Mortality, energy reserves, and oxidative stress responses of three native freshwater mussels to temperature as an indicator of potential impacts of climate change: A laboratory experimental approach.

Abstract

Due to rapid global climate change, the temperature of streams and rivers is predicted to be increased, influencing aquatic organisms, particularly bivalve species. To better understand their response to elevated temperature, three native species of freshwater mussels namely, Coelatura aegyptiaca, Mutela rostrata and Chambardia rubens were exposed for 21 days to four temperature treatments (18 - 25-30 and 35 °C). Mortality was recorded on a daily basis over the experiment. A variety of responses including biomarkers at the cellular level and whole organism level were examined in surviving organisms after 21 days. In response to exposure to thermal stress, three mussel species exposed to 35 °C showed 100% mortality after 21 days.
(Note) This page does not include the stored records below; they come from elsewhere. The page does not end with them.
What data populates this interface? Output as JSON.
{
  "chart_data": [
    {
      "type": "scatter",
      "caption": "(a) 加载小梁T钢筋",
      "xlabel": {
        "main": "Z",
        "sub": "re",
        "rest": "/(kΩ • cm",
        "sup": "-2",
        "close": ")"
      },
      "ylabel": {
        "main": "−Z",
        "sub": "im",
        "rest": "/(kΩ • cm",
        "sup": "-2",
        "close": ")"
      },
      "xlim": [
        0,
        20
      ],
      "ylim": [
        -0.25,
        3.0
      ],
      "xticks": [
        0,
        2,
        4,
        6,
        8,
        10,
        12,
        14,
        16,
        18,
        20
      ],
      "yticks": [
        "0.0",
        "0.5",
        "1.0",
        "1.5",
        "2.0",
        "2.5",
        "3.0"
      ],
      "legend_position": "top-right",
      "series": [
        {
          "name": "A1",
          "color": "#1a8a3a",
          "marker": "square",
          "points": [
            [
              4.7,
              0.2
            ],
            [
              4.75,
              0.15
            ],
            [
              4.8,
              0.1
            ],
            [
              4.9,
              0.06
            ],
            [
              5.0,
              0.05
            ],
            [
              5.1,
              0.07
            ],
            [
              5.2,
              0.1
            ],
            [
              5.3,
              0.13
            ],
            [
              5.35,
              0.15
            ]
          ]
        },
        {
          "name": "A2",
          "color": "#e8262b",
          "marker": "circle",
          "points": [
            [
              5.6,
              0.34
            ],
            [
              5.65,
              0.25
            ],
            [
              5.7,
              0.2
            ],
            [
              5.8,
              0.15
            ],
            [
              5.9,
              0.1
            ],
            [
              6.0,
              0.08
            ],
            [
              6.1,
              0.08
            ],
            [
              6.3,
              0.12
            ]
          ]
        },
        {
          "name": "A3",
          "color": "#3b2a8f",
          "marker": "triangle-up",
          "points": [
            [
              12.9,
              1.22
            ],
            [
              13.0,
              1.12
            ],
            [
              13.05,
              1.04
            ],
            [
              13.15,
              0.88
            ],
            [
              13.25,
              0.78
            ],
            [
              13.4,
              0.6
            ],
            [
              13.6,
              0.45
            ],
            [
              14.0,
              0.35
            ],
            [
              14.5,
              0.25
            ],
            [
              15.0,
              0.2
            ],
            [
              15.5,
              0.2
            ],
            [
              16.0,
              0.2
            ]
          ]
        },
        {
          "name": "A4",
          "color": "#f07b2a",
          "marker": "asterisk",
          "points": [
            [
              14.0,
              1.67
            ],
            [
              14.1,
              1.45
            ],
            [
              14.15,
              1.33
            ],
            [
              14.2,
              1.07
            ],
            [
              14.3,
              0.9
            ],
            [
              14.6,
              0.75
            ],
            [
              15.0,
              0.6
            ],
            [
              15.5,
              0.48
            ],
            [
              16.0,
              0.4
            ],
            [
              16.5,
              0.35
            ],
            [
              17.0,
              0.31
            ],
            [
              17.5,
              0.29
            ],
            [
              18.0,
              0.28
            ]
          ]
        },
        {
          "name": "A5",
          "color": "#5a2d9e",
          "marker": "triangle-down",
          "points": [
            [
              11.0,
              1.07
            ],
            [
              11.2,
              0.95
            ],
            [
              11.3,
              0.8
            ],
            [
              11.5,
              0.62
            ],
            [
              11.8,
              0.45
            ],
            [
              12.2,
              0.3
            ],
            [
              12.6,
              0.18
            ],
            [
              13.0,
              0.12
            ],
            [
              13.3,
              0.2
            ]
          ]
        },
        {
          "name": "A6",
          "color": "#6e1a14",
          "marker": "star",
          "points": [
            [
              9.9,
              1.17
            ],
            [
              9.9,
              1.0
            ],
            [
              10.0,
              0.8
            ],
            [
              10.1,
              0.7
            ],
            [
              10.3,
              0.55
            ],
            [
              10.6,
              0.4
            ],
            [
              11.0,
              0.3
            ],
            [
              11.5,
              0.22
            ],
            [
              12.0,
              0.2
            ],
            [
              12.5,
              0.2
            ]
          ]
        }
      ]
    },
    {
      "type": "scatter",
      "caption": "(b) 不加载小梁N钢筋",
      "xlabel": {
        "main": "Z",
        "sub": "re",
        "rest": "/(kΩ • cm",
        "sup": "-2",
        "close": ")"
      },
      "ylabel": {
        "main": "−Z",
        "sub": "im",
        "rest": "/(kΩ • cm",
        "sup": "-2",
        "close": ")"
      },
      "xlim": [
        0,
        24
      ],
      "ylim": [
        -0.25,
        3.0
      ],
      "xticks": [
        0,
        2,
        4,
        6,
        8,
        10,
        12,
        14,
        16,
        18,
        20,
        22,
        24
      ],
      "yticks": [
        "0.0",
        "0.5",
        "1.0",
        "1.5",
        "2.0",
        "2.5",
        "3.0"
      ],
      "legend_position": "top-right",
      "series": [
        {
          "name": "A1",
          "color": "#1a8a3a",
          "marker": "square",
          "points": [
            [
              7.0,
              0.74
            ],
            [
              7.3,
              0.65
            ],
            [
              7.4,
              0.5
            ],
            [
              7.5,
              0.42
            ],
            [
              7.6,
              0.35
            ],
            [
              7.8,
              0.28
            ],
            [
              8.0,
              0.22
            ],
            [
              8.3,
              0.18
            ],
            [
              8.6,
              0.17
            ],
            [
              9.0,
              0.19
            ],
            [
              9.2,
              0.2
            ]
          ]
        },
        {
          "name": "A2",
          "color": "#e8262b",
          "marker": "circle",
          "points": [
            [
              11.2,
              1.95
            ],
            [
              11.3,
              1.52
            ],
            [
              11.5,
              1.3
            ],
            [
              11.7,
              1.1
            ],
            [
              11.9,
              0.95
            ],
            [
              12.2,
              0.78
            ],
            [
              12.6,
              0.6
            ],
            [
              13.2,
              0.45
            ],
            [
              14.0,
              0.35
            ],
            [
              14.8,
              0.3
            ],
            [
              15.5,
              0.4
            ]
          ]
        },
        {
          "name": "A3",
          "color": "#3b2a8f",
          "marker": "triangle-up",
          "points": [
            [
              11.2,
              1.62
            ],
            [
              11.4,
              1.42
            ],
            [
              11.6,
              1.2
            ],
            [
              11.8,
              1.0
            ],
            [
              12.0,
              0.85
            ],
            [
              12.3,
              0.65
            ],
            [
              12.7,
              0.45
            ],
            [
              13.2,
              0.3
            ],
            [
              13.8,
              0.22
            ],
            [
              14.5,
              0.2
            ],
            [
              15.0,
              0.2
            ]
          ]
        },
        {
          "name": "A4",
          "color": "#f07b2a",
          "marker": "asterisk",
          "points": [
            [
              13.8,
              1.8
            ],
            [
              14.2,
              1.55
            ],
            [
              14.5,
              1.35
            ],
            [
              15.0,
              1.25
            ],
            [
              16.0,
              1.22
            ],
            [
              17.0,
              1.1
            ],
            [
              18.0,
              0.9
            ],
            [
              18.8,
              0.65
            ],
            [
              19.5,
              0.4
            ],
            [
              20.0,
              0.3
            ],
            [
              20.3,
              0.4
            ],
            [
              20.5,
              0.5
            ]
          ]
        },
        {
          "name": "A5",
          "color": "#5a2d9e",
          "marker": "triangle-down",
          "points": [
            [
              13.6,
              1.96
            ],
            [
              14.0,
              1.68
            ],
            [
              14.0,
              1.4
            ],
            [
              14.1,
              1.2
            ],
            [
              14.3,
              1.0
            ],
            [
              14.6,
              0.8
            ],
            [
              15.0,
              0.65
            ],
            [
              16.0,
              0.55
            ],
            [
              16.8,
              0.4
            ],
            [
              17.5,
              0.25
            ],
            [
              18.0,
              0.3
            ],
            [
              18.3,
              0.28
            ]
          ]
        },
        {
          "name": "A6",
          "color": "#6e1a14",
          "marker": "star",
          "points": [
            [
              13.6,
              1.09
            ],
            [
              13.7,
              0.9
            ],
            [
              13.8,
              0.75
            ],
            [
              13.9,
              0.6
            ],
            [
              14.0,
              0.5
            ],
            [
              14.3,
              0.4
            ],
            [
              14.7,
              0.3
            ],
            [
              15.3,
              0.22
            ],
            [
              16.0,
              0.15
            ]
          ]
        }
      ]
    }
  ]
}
However, exposure to 25 °C and 30 °C induced significant decreases in adenosine triphosphate (ATP) production and energy reserves (Protein, lipid and glycogen) compared to the control group maintained at 18 °C. Temperature-induced oxidative stress, indicated by the greatest reduction in total antioxidant capacity (TAC) and elevated levels of lipid peroxidation products. As energy generation decreased and oxidative stress increased, trends were for condition indexes (CI) and survival to decrease. In comparison, C.rubens has a higher thermal tolerance than C.aegyptiaca, and M.rostrata. The responses reported herein, along with the predicted rates of climate warming, indicated that freshwater mussels in the Nile River, Egypt will be negatively impacted by climate change and may incur significant losses in the coming years.